Recently we came across a pair of Nike Free Run 5.0, making it a good time to get a closer look and review its latest features. This shoe from Nike was first introduced in 2005 as a minimalist running shoe, best suited for shorts sprints. Since then several versions of it have been introduced with slightly different looks but conserving its initial basic features as a superlight, flexible shoe. It was a big hit as much of the ones from the Free series, being used for much more than its original purpose.

How They Fit

In 2022 the Nike Free Run 5.0 got a new makeover and it was also made part of the Move To Zero campaign in which Nike used at least 20% recycled materials in its production. The pair we got was the one in Phantom Gray with black and white. Out of the box the first thing to notice is how light these are and so flexible that you can roll them in a ball or flex them in any direction. They fit true to size and they feel super comfortable right away, without any need to break them in. If not sure about your size you can check out our Nike shoes size chart here. 

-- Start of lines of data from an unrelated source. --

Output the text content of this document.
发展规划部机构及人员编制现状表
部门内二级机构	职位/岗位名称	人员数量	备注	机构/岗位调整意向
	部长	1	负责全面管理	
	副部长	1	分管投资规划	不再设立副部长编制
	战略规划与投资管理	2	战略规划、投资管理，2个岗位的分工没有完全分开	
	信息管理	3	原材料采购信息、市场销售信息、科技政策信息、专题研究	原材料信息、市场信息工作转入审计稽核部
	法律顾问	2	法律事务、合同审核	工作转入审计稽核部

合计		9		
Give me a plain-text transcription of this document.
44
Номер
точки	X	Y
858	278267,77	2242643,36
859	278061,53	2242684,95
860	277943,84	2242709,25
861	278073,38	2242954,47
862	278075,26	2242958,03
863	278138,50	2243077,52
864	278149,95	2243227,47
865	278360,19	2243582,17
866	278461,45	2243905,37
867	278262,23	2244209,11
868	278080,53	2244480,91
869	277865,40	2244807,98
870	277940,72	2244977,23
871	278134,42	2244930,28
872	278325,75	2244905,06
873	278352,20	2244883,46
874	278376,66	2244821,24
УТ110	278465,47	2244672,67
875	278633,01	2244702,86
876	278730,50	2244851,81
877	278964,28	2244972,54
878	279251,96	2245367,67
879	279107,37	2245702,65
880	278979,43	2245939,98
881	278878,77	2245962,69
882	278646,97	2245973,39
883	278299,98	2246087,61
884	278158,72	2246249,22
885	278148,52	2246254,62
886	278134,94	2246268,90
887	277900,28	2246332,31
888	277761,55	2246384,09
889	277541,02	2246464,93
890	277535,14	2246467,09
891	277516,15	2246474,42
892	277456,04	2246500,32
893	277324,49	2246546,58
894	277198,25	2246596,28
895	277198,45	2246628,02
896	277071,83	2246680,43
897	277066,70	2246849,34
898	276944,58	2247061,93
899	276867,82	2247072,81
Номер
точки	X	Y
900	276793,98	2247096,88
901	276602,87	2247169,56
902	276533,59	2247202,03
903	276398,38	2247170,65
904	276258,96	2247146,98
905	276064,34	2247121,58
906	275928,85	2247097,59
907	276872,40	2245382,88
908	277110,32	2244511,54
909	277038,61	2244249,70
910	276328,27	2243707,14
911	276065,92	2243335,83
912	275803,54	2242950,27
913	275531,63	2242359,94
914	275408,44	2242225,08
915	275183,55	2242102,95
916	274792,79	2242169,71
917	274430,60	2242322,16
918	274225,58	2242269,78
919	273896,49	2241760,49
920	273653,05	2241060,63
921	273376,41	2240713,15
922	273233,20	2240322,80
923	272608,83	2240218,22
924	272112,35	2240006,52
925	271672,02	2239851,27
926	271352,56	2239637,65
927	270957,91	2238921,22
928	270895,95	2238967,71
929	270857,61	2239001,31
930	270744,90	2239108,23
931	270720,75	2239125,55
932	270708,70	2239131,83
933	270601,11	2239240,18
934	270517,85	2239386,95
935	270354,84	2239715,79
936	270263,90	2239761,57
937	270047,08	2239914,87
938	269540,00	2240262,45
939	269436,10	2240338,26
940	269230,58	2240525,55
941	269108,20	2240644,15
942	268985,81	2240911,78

Nike Free Run 5.0 gray black3

Nike Free Run 5.0 gray black2


The upper for the Nike Free Run 5.0 is traditionally made of a strong, yet thin mesh that is super breathable. The pair we got, being part of the Move To Zero campaign, is made of at least 20% recycled materials (per Nike’s description). It feels like a mesh with high density and vertical openings for added breathability. As with the previous versions the mesh molds on your feet like a sock, with a quite roomy toe box. The upper is made to fit like a sock, the lacing system to only be used to secure the feet in. The Flywire technology remains in 2022 a big part of the construction of this shoe while being hidden by the upper mesh. It connects the lacing system to the midsole while also molding on the shape of your feet. The upper makes this shoe great for indoor use at the gym or outdoor in the summer or warmer days in general. Given that I have slightly wide feet, I realized quickly during my Nike Free Run 5.0 review fit me great yet there may not be enough support in the midsole for me.

Sole Unit 

The sole unit of this shoe is very minimal which gives it incredible flexibility. The material used is Phylon foam and minimal rubber in the sole.The patterns of the outsole have changed over time but it kept the deep cuts that make it so flexible. On top sits a minimal EVA insole that adds a bit more cushioning. This way the shoe stays true to its original concept which was to build a shoe that will strengthen the legs by making it as close as possible to a barefoot experience. For this reason running in these for long distances is not recommended. They do make a great shoe to use in the gym for light running or workouts. They are certainly not great for cross fit exercises. Many are wearing these as casual sneakers which are great for as long as you don’t have to walk for long distances. The main reason for all this is that they provide little arch support. With the EVA foam being the same density across the whole midsole and with hardly any rubber areas it’s easy for an overpronator or underpronator to slide out of these on one side or the other. Same is the case if you are carrying a bit of a weight, the support you’ll get is minimal.

Nike Free Run 5.0 gray black1

Nike Free Run 5.0 gray black4

Are Nike Free 5.0 good for running?

The Nike Free Run 5.0, while originally intended for running, may not be the best choice for long-distance running. The shoe is  a minimalist running shoe, best suited for short sprints. The sole unit is minimal, offering incredible flexibility, and the lack of significant arch support may make it less suitable for extended running distances. You can use them for light running or workouts in the gym but they would not be great for long-distance running.

Nike Free Run vs Nike Pegasus

The Nike Free Run series and the Nike Pegasus series cater to different preferences and running needs. The Nike Free Run series, epitomized by the 5.0 model, is designed as a minimalist running shoe, ideal for short sprints and light workouts. Emphasizing flexibility and a lightweight build, it offers a breathable mesh upper and a minimal sole unit. On the other hand, the Nike Pegasus series is celebrated for its versatility, providing a balanced combination of cushioning and support. Tailored for neutral runners, Pegasus shoes are suitable for various running distances and are known for their comfort and reliability. While the Free Run series excels in agility and a barefoot-like experience, the Pegasus series stands out for its adaptability and broader application across different running conditions and distances. Ultimately, the choice between the two depends on individual preferences, running style, and the specific demands of the runner.

Bottom Line 

To conclude our review, the Nike Free Run 5.0 remains to this day one of the best minimalist athletic shoes on the market. While originally intended for running, it is more of an all around shoe for light athletic activities but they also do well as a casual shoe when you don’t have to stand up for hours or walk long distances. While its shape changed and will likely change over time, Nike seems to be keen on sticking to the original concepts when it came out with this style. It is a nice option to more expensive series like the Nike Infinity Run.  Over a decade ago the brand came up with a budget version of this series, the Flex Experience.